A bank's ability to earn money has an effect on its safety and soundness. A bank can retain its earnings, giving a boost to its capital buffer, or use them to deal with problematic loans, likely making the bank more resilient in tough times. Conversely, losses reduce a bank's ability to do those things.

Centera Bank outperformed the average on Bankrate's test of earnings, achieving a score of 22 out of a possible 30.

One widely used measure of a bank's earnings is return on equity, calculated by dividing net income (profit, basically) by total equity. The most recent annualized quarterly return on equity for Centera Bank was 13.34 percent, above the national average of 8.10 percent.

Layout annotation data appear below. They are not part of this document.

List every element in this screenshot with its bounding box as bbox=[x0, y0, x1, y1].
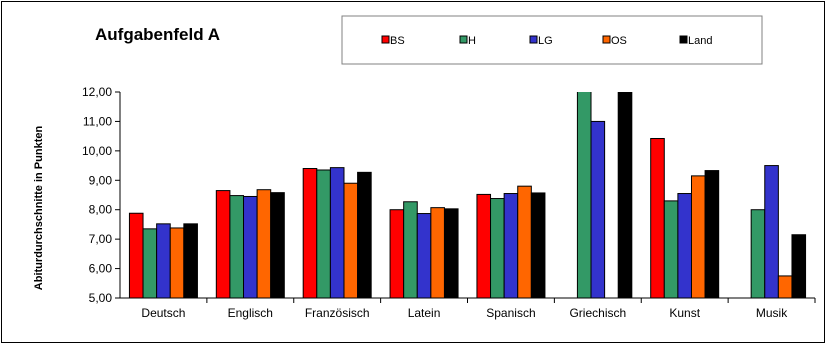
bar-lg-französisch bbox=[329, 167, 345, 298]
bar-land-spanisch bbox=[530, 192, 546, 298]
x-tick-label: Musik bbox=[756, 306, 788, 320]
y-tick-label: 11,00 bbox=[83, 114, 112, 128]
bar-land-griechisch bbox=[617, 92, 633, 298]
legend-label-h: H bbox=[468, 35, 476, 47]
legend-swatch-h bbox=[459, 35, 468, 44]
bar-bs-spanisch bbox=[476, 193, 492, 298]
bar-lg-englisch bbox=[243, 195, 258, 298]
bar-lg-deutsch bbox=[156, 223, 171, 298]
legend-label-lg: LG bbox=[538, 35, 553, 47]
bar-land-französisch bbox=[357, 171, 372, 298]
y-axis-label: Abiturdurchschnitte in Punkten bbox=[33, 126, 45, 291]
legend-label-bs: BS bbox=[390, 35, 405, 47]
bar-lg-griechisch bbox=[590, 120, 606, 298]
x-tick-label: Englisch bbox=[228, 306, 273, 320]
chart-title: Aufgabenfeld A bbox=[95, 25, 220, 44]
y-tick-label: 8,00 bbox=[89, 203, 113, 217]
legend-label-os: OS bbox=[611, 35, 627, 47]
bar-os-englisch bbox=[256, 189, 272, 298]
bar-h-musik bbox=[750, 209, 766, 298]
legend-swatch-lg bbox=[529, 35, 538, 44]
y-tick-label: 6,00 bbox=[89, 262, 113, 276]
bar-os-deutsch bbox=[169, 227, 185, 298]
x-tick-label: Latein bbox=[408, 306, 441, 320]
y-tick-label: 7,00 bbox=[89, 232, 113, 246]
bar-lg-musik bbox=[764, 165, 779, 298]
bar-land-latein bbox=[443, 208, 459, 298]
plot-area: 5,00 6,00 7,00 8,00 9,00 10,00 11,00 12,00 Deuts… bbox=[82, 85, 816, 320]
x-tick-label: Griechisch bbox=[569, 306, 626, 320]
x-tick-label: Kunst bbox=[669, 306, 700, 320]
bar-h-spanisch bbox=[490, 198, 505, 298]
bar-land-deutsch bbox=[183, 223, 198, 298]
y-tick-label: 5,00 bbox=[89, 291, 113, 305]
legend-swatch-land bbox=[679, 35, 688, 44]
legend: BS H LG OS Land bbox=[341, 15, 763, 65]
bar-h-kunst bbox=[663, 200, 679, 298]
bar-land-musik bbox=[791, 234, 807, 298]
x-tick-label: Spanisch bbox=[486, 306, 535, 320]
bars-group bbox=[128, 92, 807, 298]
bar-bs-englisch bbox=[215, 190, 231, 298]
bar-h-latein bbox=[403, 201, 418, 298]
legend-box bbox=[341, 15, 763, 65]
bar-h-deutsch bbox=[142, 228, 158, 298]
bar-land-englisch bbox=[270, 192, 285, 298]
bar-os-kunst bbox=[690, 175, 706, 298]
bar-land-kunst bbox=[704, 170, 720, 298]
bar-os-französisch bbox=[343, 182, 359, 298]
y-tick-label: 12,00 bbox=[82, 85, 112, 99]
bar-os-spanisch bbox=[517, 185, 532, 298]
bar-h-französisch bbox=[316, 169, 331, 298]
bar-bs-kunst bbox=[650, 137, 665, 298]
x-tick-label: Französisch bbox=[305, 306, 370, 320]
legend-label-land: Land bbox=[688, 35, 712, 47]
bar-bs-latein bbox=[389, 209, 405, 298]
legend-swatch-bs bbox=[381, 35, 390, 44]
bar-bs-deutsch bbox=[128, 212, 144, 298]
x-tick-label: Deutsch bbox=[141, 306, 185, 320]
bar-h-englisch bbox=[229, 195, 245, 298]
legend-swatch-os bbox=[602, 35, 611, 44]
bar-lg-kunst bbox=[677, 193, 692, 298]
bar-os-latein bbox=[430, 207, 445, 298]
bar-os-musik bbox=[777, 275, 793, 298]
y-tick-label: 10,00 bbox=[82, 144, 112, 158]
bar-h-griechisch bbox=[576, 92, 592, 298]
bar-bs-französisch bbox=[302, 168, 318, 298]
bar-lg-spanisch bbox=[503, 193, 519, 298]
y-tick-label: 9,00 bbox=[89, 173, 113, 187]
bar-lg-latein bbox=[416, 213, 432, 298]
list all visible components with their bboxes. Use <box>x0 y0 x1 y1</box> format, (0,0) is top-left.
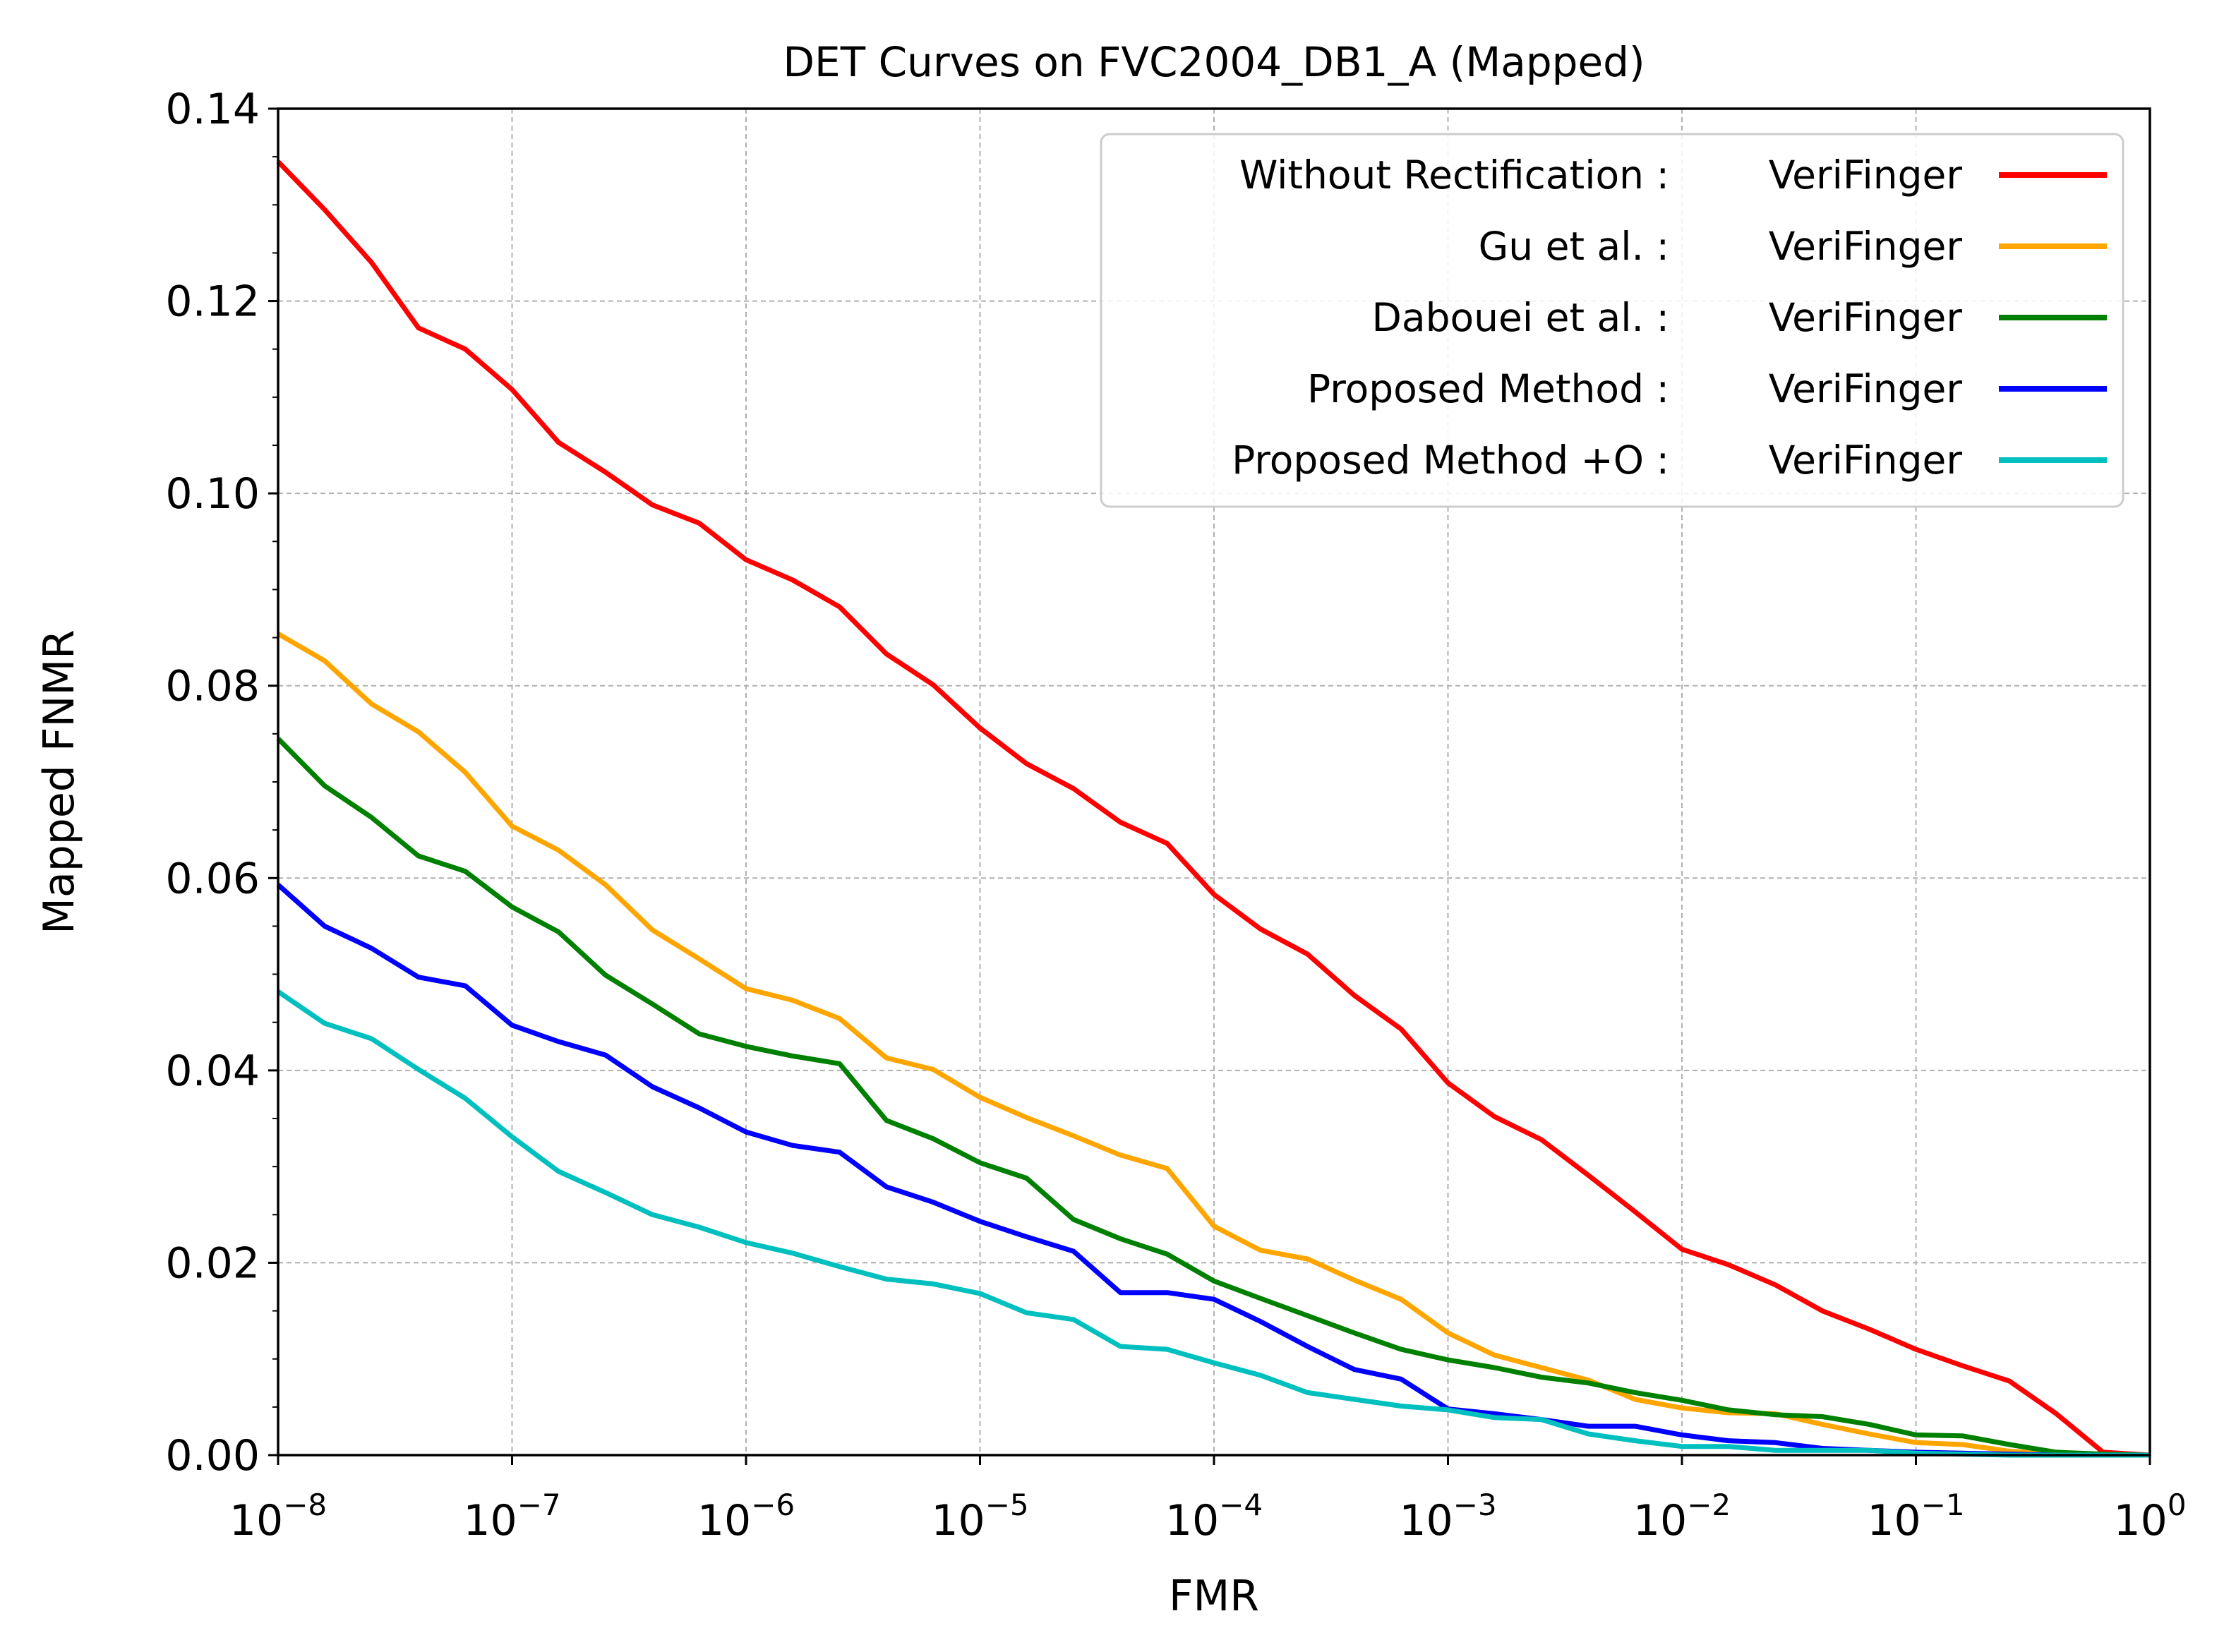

The bank reported net income of $3.2 million on total equity of $24.0 million for the twelve months ended December 31, 2017. The bank experienced an annualized return on average assets, or ROA, of 1.19 percent, above the 1 percent deemed satisfactory in accordance with industry standards, and above the average for U.S. banks of 1.00 percent.

WHAT IS SAFE & SOUND?

Bankrate.com's Safe & Sound Ratings provide a star rating system to evaluate the current financial status of financial institutions. The information gathered about banks, credit unions and thrifts is updated as set forth in the Terms of Use of Safe & Sound Ratings and Reports. The Safe & Sound Ratings information is grouped by categories of banks, thrifts and credit unions.

Scoring methodology

Bankrate.com evaluates the financial condition of institutions and assigns a one- to five-star rating for each with five stars representing the highest rating. Institutions with satisfactory performance will generally receive a rating of three or more stars. The majority of institutions fall into the three- to four-star range. An institution with an "NR" rating may be too new to rate or may have limited the publicly available information in their regulatory filings. The "NR" is not an indication of financial strength or weakness. The Safe & Sound rating is believed to be reliable, but the information is not guaranteed. In addition, events since the information was collected may have altered the institution's financial condition.